Review by Sean Boelman
Although the single-take film is undeniably a gimmick, when executed well, it can result in a genuinely suspenseful thriller. Philip Barantini’s Boiling Point certainly isn’t without its flaws, but it has plenty enough strong elements to make it a worthy movie even beyond its storytelling device.
The film follows the head chef and staff of a gourmet restaurant as they prepare for an especially grueling dinner service. Ultimately, one of the issues of the movie is that it has too many moving parts in the story. And while this does contribute to a feeling of realism, it also makes it feel like the film is too busy.
As is the case with any movie that is shot in a single take, the film is limited by the constraints of playing out in real time. But unlike a lot of those movies, this never drags thanks to the fact that it keeps pushing. There is a constantly mounting feeling of tension, and while it doesn’t pay off as one would hope, it mostly works quite well.

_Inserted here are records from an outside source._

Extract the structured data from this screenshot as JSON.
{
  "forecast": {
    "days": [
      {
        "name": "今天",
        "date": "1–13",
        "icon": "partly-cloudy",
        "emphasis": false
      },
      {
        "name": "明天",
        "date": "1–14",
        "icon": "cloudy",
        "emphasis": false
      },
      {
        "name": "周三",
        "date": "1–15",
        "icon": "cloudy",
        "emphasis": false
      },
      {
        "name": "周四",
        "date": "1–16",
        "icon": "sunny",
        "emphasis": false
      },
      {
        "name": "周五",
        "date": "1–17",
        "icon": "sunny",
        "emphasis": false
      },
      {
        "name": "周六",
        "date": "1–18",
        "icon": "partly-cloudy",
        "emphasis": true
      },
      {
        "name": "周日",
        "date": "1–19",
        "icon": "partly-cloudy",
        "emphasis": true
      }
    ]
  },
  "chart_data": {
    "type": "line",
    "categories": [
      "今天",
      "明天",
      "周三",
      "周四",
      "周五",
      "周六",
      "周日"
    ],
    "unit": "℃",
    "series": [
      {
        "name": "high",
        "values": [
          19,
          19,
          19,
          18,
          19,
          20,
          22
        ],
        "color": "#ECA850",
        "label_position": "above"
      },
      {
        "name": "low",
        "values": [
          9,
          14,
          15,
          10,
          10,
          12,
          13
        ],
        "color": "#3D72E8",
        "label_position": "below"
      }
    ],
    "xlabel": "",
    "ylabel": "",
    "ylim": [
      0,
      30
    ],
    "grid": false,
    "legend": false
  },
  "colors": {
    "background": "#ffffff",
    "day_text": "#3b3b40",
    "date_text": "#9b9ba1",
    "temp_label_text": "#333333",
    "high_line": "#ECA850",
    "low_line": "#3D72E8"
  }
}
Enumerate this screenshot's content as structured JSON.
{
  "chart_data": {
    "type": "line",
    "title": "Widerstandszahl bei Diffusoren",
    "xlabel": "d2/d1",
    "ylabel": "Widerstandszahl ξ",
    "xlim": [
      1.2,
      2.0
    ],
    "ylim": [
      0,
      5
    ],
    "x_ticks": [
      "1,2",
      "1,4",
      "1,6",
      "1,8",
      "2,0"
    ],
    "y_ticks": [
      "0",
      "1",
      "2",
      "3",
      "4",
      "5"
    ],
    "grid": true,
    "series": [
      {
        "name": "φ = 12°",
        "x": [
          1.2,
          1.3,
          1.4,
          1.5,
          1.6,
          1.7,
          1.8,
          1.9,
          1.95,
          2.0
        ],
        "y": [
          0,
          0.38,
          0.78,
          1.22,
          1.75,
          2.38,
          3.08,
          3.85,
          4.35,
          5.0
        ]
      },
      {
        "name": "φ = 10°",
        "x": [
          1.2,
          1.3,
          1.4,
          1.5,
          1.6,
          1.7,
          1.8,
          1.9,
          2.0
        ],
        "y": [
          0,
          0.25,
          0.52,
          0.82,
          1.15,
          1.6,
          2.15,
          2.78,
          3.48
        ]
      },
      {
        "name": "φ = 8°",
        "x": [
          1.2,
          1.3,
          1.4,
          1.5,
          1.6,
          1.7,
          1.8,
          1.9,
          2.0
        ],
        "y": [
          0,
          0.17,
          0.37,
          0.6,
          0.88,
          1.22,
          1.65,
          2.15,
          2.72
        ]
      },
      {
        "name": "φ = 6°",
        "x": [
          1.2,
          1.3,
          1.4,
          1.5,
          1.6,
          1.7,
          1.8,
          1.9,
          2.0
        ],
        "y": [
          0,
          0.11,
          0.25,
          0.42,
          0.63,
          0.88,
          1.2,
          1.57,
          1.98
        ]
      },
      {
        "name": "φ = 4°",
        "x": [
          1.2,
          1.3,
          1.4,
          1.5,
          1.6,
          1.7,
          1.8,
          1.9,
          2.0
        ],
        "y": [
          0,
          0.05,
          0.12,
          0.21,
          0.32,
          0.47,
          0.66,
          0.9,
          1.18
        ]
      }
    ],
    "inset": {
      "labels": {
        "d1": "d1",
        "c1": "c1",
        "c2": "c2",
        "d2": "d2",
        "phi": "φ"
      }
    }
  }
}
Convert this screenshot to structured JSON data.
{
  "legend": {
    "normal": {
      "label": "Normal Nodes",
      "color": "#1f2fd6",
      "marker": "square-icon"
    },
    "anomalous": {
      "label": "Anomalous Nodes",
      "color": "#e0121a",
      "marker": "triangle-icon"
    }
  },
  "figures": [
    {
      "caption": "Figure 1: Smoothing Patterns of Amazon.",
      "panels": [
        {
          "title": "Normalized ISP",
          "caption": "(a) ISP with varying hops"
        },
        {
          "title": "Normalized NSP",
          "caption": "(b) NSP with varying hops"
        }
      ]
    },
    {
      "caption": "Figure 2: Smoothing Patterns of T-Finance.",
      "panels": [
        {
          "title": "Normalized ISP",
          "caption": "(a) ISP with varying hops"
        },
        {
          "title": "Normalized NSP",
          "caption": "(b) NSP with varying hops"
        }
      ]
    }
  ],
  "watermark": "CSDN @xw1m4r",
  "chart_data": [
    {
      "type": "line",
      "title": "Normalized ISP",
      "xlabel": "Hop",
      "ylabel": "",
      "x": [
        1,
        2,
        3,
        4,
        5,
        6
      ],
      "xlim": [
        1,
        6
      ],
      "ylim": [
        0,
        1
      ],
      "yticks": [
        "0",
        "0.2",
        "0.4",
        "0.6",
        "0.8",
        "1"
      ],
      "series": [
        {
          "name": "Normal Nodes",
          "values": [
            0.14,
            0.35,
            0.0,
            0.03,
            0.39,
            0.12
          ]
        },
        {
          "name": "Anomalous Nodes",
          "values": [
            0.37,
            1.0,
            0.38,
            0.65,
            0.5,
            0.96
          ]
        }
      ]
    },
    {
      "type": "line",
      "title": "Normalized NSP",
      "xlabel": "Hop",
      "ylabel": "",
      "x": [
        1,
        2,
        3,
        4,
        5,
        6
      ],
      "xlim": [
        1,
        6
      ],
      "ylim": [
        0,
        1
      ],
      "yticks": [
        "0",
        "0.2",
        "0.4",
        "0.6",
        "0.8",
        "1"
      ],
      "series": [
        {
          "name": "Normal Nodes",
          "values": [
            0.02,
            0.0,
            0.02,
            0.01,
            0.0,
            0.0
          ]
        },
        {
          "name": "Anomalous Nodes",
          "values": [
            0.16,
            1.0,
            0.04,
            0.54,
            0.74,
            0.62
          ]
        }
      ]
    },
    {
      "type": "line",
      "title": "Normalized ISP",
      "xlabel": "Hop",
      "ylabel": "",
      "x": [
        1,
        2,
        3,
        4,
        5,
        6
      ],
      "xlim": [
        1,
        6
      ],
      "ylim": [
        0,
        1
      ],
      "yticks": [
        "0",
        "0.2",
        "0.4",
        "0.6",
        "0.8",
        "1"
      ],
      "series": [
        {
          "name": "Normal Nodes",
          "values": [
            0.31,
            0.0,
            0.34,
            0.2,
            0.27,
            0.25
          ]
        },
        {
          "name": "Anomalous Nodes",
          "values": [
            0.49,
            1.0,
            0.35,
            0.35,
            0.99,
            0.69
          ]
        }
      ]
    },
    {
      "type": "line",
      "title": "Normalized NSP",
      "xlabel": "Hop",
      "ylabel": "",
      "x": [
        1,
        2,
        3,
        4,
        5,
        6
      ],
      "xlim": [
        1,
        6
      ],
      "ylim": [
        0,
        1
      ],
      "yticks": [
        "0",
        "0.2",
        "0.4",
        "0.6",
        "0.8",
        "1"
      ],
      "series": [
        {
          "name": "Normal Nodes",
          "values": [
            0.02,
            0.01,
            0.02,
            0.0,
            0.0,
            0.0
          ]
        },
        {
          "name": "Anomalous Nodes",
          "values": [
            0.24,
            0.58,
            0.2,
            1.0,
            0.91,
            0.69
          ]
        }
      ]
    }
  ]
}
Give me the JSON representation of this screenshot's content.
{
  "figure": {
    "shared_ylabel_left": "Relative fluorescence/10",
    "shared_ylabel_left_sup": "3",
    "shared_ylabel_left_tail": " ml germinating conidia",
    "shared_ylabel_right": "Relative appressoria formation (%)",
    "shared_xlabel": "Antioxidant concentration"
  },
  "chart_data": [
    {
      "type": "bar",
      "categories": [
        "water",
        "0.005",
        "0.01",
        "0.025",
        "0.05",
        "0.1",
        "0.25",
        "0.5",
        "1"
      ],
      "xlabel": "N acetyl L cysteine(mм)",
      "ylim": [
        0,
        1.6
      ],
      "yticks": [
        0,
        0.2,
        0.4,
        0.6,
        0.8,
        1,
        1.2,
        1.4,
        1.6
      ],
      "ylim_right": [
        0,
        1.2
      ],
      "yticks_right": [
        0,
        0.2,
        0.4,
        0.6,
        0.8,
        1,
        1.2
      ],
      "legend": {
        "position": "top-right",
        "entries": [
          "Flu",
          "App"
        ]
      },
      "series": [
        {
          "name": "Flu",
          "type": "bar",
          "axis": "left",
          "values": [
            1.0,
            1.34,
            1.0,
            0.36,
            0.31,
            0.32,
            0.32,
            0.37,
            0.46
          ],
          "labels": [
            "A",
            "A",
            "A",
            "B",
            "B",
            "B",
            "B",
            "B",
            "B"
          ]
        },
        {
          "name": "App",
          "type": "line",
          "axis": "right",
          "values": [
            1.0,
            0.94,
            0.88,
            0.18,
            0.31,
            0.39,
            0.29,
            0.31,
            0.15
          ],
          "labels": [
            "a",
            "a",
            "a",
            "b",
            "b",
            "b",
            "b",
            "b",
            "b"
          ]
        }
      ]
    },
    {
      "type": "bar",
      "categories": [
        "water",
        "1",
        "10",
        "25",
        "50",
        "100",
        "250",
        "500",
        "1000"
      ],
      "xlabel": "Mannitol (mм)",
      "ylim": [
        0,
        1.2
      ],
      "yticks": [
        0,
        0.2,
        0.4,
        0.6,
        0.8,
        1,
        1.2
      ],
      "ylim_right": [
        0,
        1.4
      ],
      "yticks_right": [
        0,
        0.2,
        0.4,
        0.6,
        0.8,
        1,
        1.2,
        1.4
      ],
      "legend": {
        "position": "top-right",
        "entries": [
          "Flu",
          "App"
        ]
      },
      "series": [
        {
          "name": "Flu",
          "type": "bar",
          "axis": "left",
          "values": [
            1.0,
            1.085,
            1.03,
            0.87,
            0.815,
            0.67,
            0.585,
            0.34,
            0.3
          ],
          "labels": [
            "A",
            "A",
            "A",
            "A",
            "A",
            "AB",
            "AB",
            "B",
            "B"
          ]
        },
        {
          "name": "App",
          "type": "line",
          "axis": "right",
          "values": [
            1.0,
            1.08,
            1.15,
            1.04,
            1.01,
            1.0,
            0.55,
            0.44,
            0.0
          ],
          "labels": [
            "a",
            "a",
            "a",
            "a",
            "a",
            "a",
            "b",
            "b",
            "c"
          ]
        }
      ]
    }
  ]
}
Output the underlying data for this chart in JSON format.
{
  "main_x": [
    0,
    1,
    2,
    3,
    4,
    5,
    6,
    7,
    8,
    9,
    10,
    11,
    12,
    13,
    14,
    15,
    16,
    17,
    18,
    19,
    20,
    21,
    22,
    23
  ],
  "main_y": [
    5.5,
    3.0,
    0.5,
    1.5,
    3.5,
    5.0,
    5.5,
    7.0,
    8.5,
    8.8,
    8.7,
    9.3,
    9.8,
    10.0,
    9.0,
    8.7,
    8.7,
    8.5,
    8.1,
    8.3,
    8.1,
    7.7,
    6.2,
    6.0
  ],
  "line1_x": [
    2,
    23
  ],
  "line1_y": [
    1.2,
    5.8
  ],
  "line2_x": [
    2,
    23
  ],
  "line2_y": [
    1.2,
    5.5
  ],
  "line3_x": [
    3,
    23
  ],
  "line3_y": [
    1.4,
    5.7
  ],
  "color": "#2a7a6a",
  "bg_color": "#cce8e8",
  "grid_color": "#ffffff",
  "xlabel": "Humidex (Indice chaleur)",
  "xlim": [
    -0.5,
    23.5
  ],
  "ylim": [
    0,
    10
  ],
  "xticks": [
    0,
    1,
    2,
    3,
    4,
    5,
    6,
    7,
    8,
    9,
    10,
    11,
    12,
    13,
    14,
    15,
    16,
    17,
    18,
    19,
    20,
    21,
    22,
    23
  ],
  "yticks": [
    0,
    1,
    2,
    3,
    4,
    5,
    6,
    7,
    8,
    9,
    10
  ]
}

Because of the fact that there are so many moving parts, there are also a lot of themes in play. Some of these, like the film’s exploration of accountability, are really insightful. But on the other hand, there are a lot of subplots that feel entirely underdeveloped. And the ending of the movie is about as unsubtle as they come.
The character development in the film is also a problem. It is in this regard that it becomes abundantly obvious that the movie has bitten off more than it can chew. The film does a good enough job of developing the protagonist, but he is the only character in the movie with a substantial amount of depth. The film tries to make the audience care about some of the other restaurant employees but there is not enough screen time for it to work.
This is an extraordinary showcase for lead actor Stephen Graham, who gives what is undeniably the best performance of his career. He does an exceptional job of capturing this rapid descent into madness. In the supporting cast, Jason Flemyng is also a stand-out, being very effectively hateable.
Any movie that is shot in a single take is obviously quite an impressive feat, but the thing that stands out about this is the way in which it really immerses the viewer in the restaurant setting. The production design and cinematography are very effective at ratcheting up the anxiety that the viewer will inevitably feel.
The writing of Boiling Point definitely isn’t its strongest suit, but there are a lot of really good things happening here. It’s a tense, effective thriller boosted by strong performances and strong execution.
Boiling Point is now in theaters and hits VOD on November 23.